If you are a card carrying auteurist like me, Fritz Lang's name on the credits of Secret Beyond the Door will be sufficient to pique your interest. Indeed, Lang's eye almost redeems the second hand nature of the screenplay. Almost. 

The Tragedy of Macbeth

            

I respected and admired Joel Coen's The Tragedy of Macbeth, from 2021, but didn't love, love, love it. Most, but not all, of Coen's choices seem reasonable to me. The Scottish play is the Bard of Avon's most dour and dire effort, so the choice to film in black and white is apt. The simple sets give the film the feel of a German Expressionist work as does the boxy aspect ratio. Macbeth and his lady walk the labyrinthine corridors and steps of his castle, usually alone with their thoughts, and lose their moral moorings and minds. The elisions from the text, like the Hecate scene, are sensible. Because of this, the film has a sense of momentum and never bogs down.

There are no lousy performances and all the players seem at ease with the text, something you cannot say for many Hollywood version of Shakespeare. I particularly enjoyed Henry Melling, Corey Hawkins, Moses Ingram, Susan Berger, Alex Hassell, and Stephen Root. Kathryn Hunter's performance as the three weird sisters has been justly praised. For those seeking more of this special performer, I would urge them to track down the disc of Julie Taymor's production of A Midsummer's Night Dream from 2014. 

Both Denzel Washington and Frances McDormand are fine leads. Macbeth, like Othello, is a warrior more at home planning battle strategy than palace intrigue. Washington is always good at macho swagger and gangster menace, but he is also good at portraying his character's confusion when confronted with forces he does not understand. McDormand has always struck me as flinty rather than fiery, so she is not ideally cast. She does, however, sink her teeth into the text to good effect. I would say she is probably the finest Lady Macbeth yet on screen, but that is damning with faint praise.

Overall, I have my niggles. The finest onscreen versions of Macbeth are Throne of Blood, the second season of Slings and Arrows, and the Orson Welles film from 1948. For a point of comparison I'm going to use the Welles version. It has a subpar Lady Macbeth and raggedy ass production values, but it has a primal spark and pagan passion that the Coen version lacks. Take the scene when Macbeth hires on Banquo's assassins. The killers in the Welles version are skeezy ragamuffins who seem subhuman. I want to take a bath after looking at them. The murderers in the Coen version seem anonymous in comparison.

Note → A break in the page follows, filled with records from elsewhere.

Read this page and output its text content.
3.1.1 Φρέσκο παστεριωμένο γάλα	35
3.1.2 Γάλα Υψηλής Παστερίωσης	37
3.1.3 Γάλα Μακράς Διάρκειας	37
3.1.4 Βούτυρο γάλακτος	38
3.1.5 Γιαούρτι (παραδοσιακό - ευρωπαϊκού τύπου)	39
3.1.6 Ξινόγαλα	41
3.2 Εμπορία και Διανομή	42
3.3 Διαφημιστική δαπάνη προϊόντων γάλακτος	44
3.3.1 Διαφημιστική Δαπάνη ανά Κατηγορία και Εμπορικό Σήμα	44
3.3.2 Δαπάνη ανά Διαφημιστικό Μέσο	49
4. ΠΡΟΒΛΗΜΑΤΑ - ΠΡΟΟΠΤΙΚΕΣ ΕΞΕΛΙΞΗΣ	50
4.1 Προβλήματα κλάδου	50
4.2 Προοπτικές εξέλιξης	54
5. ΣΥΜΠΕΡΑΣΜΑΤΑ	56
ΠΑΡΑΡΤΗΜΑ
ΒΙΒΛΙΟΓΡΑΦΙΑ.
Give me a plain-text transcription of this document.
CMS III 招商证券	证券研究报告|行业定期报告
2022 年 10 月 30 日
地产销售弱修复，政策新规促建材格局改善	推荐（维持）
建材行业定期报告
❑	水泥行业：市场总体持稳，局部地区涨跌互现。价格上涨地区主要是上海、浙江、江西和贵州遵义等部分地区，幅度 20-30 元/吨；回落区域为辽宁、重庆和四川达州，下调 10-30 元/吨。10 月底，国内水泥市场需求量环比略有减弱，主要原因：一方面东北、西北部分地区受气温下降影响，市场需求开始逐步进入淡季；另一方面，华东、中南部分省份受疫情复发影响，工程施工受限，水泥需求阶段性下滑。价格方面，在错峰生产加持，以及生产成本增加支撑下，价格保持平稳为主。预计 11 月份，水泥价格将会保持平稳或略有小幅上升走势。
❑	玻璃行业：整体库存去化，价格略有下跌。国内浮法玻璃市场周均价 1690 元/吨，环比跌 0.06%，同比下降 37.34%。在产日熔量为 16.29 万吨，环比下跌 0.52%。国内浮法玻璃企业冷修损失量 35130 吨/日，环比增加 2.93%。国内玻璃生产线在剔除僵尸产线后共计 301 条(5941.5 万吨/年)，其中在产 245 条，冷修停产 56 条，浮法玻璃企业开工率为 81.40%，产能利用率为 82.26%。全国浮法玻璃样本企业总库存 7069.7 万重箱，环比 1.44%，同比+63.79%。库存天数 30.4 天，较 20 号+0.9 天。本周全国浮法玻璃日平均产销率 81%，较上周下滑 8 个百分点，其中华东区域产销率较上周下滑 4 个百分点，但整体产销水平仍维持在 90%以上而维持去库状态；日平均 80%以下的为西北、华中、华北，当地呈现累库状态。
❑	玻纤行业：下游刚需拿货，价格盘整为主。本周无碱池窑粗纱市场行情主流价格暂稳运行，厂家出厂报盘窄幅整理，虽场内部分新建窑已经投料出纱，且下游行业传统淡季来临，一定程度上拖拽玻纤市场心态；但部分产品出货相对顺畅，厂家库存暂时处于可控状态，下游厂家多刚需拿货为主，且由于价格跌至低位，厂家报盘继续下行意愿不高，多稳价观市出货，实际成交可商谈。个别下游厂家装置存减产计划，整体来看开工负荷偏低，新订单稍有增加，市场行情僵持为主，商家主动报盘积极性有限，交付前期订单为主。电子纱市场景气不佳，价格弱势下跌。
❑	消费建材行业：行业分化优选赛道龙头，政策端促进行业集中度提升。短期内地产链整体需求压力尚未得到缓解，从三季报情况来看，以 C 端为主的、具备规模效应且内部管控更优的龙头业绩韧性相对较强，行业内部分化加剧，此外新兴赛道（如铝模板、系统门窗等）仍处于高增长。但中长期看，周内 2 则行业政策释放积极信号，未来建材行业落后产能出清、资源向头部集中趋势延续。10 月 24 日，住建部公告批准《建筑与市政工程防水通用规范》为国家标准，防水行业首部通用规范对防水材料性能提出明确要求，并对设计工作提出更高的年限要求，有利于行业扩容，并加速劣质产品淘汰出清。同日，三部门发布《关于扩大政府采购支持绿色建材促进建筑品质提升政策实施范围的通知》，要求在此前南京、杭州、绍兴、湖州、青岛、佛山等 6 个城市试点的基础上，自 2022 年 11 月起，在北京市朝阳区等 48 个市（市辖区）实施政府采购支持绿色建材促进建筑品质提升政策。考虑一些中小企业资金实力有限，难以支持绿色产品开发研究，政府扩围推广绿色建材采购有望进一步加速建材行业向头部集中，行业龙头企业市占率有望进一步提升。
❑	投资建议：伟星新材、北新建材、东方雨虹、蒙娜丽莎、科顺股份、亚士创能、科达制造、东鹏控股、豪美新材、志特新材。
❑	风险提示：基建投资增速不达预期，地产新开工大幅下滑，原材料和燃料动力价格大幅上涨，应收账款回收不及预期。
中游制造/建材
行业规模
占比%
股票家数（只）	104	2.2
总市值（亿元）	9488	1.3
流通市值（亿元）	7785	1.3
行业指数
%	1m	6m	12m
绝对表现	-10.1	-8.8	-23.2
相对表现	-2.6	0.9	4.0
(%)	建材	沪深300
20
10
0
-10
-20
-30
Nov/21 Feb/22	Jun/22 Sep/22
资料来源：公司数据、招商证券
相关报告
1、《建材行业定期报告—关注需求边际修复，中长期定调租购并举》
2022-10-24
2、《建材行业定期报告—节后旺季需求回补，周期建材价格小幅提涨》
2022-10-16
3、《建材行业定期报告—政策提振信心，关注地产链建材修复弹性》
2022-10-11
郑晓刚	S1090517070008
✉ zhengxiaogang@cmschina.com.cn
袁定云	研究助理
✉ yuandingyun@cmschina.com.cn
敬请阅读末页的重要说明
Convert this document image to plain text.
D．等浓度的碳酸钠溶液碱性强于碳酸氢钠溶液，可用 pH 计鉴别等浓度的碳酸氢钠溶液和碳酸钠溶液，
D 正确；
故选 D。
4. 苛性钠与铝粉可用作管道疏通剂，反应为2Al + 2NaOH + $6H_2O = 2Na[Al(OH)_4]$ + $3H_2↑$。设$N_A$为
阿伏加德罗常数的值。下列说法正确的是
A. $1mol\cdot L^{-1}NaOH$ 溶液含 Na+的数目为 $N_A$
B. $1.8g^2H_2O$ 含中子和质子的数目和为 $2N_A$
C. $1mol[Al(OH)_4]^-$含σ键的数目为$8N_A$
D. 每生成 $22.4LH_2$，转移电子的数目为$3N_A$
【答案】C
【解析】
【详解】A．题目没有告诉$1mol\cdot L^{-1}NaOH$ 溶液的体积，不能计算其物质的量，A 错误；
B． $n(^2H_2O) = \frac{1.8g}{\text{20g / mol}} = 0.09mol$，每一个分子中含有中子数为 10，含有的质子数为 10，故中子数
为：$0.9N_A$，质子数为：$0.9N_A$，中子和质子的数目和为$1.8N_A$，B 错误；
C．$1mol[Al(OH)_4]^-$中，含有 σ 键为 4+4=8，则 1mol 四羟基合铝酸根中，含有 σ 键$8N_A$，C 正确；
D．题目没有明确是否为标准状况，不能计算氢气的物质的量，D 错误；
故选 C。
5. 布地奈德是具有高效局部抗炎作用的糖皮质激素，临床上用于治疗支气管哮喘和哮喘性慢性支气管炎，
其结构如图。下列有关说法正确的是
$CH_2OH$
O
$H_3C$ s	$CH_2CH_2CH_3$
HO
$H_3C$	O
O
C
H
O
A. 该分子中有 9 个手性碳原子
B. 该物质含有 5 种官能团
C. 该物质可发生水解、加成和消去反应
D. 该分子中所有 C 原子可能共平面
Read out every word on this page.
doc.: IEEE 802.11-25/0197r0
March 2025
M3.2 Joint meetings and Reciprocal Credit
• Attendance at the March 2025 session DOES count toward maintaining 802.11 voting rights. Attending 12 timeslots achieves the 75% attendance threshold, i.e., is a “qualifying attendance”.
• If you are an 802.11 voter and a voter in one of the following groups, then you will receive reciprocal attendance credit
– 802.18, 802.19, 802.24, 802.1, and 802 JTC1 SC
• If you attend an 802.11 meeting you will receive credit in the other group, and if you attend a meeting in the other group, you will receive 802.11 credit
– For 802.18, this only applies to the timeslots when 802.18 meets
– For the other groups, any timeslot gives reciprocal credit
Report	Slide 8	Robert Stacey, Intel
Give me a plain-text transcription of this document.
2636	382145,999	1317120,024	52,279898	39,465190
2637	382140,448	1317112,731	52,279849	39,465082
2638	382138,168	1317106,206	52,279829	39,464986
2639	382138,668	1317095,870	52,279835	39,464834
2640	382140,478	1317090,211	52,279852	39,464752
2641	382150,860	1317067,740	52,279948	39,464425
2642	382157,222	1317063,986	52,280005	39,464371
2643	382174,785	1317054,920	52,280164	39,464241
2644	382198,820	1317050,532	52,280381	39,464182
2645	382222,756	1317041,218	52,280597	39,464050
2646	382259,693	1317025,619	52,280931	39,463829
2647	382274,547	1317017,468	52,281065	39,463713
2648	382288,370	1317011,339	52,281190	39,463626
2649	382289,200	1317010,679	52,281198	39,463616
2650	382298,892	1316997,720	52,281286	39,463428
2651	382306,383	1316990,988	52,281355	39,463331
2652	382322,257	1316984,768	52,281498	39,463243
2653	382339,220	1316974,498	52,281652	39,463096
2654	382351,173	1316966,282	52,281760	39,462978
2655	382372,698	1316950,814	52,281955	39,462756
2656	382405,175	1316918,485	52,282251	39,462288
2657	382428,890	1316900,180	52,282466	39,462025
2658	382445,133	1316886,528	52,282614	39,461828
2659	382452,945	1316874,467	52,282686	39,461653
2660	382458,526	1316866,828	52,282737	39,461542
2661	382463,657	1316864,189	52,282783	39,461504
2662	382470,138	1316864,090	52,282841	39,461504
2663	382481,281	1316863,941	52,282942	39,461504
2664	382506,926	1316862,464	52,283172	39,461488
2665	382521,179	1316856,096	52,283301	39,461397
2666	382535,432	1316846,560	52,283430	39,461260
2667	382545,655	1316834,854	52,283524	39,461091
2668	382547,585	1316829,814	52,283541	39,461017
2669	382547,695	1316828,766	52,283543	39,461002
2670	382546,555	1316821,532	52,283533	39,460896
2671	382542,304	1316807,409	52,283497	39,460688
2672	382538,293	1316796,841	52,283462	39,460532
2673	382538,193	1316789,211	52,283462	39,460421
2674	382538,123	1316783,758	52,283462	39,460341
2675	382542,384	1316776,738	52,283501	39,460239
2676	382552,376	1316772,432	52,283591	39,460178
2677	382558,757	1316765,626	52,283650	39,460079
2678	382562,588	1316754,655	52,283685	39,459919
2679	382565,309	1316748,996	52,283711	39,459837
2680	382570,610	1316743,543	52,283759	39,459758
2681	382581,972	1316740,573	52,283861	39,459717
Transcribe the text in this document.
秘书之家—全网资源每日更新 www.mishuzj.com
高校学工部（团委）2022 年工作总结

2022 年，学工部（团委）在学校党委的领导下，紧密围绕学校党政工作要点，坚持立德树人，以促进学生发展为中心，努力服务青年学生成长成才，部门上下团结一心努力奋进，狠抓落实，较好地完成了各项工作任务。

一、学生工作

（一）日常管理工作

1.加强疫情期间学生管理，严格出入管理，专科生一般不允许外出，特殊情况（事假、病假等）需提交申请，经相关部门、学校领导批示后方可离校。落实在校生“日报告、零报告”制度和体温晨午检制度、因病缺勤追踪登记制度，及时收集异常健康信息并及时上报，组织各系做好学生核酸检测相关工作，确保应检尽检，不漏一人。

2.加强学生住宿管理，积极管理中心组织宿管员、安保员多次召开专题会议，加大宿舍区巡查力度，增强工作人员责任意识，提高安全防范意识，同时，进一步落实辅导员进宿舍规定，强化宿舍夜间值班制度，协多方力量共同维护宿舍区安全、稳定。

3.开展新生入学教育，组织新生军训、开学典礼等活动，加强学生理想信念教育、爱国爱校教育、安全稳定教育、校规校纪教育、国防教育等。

I also think Coen has bungled the scene of Macbeth spying Banquo's ghost, one of the most powerful scenes in the play. Coen doesn't have Banquo come to the banquet table, but he has Macbeth spy him going down a corridor and then Macbeth pursues him. This ties in with the film's notion of the castle's hallways resembling the haunted corridors of the protagonists' mind, but something is lost. Having the ghost attend the banquet is a symbol of a pagan defilement of the Christian ritual of communion. This is a reflection of Macbeth's devil's bargain with the supernatural and his committing the mortal sin of regicide, a sin very much on the mind of Shakespeare's contemporaries who had just experienced Guy Fawkes attempt to blow up King James I. Ultimately, this is a somewhat bloodless and respectable Macbeth that never captures the pagan furies lurking in the text.